With the start of the New Year, it seems like Ubuntu is back in business with a brand new touch-based operating system.

Per reports, the company has posted a countdown teaser on its Ubuntu homepage that has been currently set to expire on Jan. 2. The countdown banner sports a "So close, you can almost touch it" tagline. The tagline suggests that the operating system will support touch-screens.

The new information, however, won't come as much of a surprise to many as Canonical founder Mark Shuttleworth, in a Slashdot interview last month, made it pretty clear that the company was heading towards a lot of changes and a cross-device operating system was getting ready. The new OS would arrive with full mobile and tablet support for Ubuntu 14.04 sometime in 2014.

At that time, Shuttleworth said that the company could arrive with "one OS that runs on the phone and your supercomputer. We're close to that now - we know Ubuntu makes a great cloud OS and a great server OS and a great desktop. So I think the next frontier is to create a seamless experience from the embedded world to the cloud. And yes, that's very much what we are focused on at Canonical."

Back in October, at the Ubuntu Developer Summit, Shuttleworth announced that the company is planning on porting its popular Linux variant Ubuntu to the already crowded mobile OS market, destined for smartphones, tablets and even TVs.

"This move has reportedly been in the works for two years, and won't bear fruit until 2014, though the Unity UI has been remarkably mobile-friendly since last year, as shown above.
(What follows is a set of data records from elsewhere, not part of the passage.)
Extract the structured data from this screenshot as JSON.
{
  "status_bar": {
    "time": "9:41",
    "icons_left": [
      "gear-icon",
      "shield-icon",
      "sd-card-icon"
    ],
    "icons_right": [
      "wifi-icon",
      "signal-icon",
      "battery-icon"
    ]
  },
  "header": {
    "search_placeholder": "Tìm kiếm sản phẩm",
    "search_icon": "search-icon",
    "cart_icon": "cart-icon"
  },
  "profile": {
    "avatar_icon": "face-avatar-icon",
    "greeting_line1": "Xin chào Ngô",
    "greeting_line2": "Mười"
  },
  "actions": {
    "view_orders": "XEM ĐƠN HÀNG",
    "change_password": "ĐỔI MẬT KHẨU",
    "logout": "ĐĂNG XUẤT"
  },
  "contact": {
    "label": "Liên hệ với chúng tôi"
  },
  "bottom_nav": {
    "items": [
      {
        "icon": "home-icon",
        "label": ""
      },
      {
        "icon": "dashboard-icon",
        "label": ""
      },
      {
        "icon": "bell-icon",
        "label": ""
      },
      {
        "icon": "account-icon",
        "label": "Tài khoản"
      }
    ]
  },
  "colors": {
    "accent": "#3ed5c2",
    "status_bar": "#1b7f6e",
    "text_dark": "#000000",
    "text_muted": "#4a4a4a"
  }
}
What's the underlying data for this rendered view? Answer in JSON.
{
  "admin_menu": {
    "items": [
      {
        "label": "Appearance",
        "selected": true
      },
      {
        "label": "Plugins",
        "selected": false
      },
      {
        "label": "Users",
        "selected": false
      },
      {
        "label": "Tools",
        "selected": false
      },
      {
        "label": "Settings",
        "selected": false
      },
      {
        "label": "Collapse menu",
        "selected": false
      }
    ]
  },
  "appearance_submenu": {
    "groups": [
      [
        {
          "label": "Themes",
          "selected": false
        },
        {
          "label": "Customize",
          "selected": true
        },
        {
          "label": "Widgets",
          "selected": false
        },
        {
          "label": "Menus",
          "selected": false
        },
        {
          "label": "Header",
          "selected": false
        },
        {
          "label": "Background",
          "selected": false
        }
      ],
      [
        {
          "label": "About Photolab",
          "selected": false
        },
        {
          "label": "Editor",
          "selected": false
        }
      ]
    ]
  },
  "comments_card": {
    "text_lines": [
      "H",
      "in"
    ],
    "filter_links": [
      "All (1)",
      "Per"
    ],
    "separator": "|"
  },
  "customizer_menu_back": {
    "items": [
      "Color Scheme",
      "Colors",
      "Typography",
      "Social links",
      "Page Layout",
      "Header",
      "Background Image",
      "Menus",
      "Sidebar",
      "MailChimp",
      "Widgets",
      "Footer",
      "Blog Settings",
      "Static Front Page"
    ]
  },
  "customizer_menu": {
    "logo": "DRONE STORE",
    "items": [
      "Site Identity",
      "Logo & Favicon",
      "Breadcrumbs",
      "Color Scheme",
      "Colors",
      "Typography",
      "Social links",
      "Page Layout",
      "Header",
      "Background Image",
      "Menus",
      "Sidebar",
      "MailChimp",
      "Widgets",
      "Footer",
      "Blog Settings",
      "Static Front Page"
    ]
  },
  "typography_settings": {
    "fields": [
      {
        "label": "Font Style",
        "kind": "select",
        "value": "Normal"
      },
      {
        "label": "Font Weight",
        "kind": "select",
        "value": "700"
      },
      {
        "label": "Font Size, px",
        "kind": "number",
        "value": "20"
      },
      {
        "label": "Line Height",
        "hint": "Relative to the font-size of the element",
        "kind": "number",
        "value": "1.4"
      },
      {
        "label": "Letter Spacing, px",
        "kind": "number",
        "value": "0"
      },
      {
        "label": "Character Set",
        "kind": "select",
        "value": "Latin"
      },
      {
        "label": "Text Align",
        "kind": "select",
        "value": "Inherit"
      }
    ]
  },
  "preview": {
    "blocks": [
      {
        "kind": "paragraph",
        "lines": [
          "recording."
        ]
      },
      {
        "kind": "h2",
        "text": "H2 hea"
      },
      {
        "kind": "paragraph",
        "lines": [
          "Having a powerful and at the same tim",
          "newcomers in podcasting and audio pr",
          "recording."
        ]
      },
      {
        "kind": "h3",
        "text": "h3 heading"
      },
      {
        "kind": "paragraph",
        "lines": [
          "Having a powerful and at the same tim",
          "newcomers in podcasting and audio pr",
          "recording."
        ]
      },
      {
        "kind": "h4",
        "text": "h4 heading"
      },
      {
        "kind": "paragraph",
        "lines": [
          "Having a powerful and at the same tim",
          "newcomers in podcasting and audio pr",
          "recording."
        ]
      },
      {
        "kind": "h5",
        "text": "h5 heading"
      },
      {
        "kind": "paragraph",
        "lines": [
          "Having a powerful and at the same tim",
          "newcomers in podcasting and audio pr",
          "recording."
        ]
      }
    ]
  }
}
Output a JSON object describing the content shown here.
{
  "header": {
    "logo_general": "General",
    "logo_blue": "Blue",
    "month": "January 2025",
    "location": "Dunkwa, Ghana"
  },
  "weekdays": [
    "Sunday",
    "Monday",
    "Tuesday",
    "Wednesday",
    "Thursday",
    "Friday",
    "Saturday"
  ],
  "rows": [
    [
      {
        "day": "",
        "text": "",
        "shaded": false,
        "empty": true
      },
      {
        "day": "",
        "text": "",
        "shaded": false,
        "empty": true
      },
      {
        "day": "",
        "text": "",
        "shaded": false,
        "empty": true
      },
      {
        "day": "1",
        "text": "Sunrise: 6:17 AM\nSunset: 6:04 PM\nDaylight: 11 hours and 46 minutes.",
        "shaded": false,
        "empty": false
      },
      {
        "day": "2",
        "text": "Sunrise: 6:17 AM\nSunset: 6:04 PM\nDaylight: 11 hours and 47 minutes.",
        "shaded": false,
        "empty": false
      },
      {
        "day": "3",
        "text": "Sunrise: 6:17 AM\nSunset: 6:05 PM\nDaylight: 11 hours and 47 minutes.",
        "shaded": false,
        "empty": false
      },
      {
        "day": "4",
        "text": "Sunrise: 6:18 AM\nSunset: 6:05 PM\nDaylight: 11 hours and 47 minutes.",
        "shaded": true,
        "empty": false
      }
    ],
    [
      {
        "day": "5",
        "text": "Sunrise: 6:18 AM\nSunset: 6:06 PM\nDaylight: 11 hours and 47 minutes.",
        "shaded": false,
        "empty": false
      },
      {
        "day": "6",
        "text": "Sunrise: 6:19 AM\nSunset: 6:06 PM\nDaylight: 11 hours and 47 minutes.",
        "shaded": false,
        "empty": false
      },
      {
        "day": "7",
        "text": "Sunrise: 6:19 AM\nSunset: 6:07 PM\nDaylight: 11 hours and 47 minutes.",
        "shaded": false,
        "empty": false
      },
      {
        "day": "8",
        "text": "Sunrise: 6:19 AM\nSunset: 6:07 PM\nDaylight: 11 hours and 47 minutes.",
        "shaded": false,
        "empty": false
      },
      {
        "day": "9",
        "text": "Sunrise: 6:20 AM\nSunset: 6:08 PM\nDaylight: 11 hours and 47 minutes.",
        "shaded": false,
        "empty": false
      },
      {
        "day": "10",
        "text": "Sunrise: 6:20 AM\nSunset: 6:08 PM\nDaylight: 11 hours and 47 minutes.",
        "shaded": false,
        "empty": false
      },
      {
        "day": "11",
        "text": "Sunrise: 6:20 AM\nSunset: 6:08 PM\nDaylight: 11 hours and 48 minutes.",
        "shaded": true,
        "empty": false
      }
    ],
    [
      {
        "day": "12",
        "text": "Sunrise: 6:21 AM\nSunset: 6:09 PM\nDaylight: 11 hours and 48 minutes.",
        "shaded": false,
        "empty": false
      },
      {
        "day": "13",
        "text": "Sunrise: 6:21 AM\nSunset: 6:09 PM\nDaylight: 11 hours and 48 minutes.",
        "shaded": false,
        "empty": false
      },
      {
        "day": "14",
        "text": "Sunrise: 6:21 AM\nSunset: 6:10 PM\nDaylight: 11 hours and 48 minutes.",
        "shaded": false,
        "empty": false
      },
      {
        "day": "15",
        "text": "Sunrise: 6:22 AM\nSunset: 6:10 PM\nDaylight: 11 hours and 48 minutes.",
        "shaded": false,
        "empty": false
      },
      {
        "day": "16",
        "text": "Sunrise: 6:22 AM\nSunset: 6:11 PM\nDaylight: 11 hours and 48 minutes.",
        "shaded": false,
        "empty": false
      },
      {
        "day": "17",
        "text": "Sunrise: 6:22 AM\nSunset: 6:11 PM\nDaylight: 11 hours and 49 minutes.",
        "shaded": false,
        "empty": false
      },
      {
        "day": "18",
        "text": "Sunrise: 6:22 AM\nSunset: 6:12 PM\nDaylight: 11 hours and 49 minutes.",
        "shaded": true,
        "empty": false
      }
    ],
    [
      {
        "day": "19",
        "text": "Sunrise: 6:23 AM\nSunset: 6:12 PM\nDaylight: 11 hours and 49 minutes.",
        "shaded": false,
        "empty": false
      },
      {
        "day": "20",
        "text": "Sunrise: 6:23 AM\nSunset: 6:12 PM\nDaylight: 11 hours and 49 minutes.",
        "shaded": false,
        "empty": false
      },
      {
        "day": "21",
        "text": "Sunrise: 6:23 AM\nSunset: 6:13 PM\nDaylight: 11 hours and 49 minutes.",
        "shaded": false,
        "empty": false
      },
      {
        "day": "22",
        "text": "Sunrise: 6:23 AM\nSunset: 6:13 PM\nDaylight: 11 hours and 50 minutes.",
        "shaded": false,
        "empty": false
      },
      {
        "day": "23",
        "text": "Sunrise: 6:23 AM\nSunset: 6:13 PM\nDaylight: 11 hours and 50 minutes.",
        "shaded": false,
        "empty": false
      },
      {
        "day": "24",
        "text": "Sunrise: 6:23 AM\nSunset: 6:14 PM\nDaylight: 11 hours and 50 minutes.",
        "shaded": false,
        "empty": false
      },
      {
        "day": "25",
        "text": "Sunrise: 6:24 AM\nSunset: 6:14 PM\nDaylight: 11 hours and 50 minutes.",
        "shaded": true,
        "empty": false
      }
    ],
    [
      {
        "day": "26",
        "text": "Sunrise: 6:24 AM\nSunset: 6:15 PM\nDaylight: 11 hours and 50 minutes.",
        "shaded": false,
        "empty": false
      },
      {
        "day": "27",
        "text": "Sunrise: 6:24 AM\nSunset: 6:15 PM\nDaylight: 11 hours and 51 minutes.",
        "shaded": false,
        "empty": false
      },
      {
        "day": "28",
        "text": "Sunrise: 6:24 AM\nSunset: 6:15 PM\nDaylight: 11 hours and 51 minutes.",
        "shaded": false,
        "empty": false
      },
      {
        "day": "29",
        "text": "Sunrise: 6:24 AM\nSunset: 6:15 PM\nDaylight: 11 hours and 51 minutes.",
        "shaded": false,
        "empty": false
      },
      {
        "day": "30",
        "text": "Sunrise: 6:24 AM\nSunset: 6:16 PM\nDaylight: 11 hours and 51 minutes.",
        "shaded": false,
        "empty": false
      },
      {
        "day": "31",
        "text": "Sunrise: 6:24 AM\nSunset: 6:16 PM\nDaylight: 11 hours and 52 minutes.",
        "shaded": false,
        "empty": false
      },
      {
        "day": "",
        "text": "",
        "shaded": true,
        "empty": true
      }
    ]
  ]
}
Of course, it's not easy going as a new mobile Linux in an Android-dominated market, but Ubuntu's planning some interesting features, like shipping different versions of the OS to each device, but the ability to switch between them at will, allowing users to make their tablet handle like a computer when and if they want," The Verge reported.

Early last year, Ubuntu's Android platform was also announced that would be a fusion "of both Google's mobile operating system and the Linux-based Ubuntu desktop OS. While you're on the move, it works like any other Android phone, but when you place the handset into a dock, it becomes a fully-fledged version of Ubuntu with Unity UI."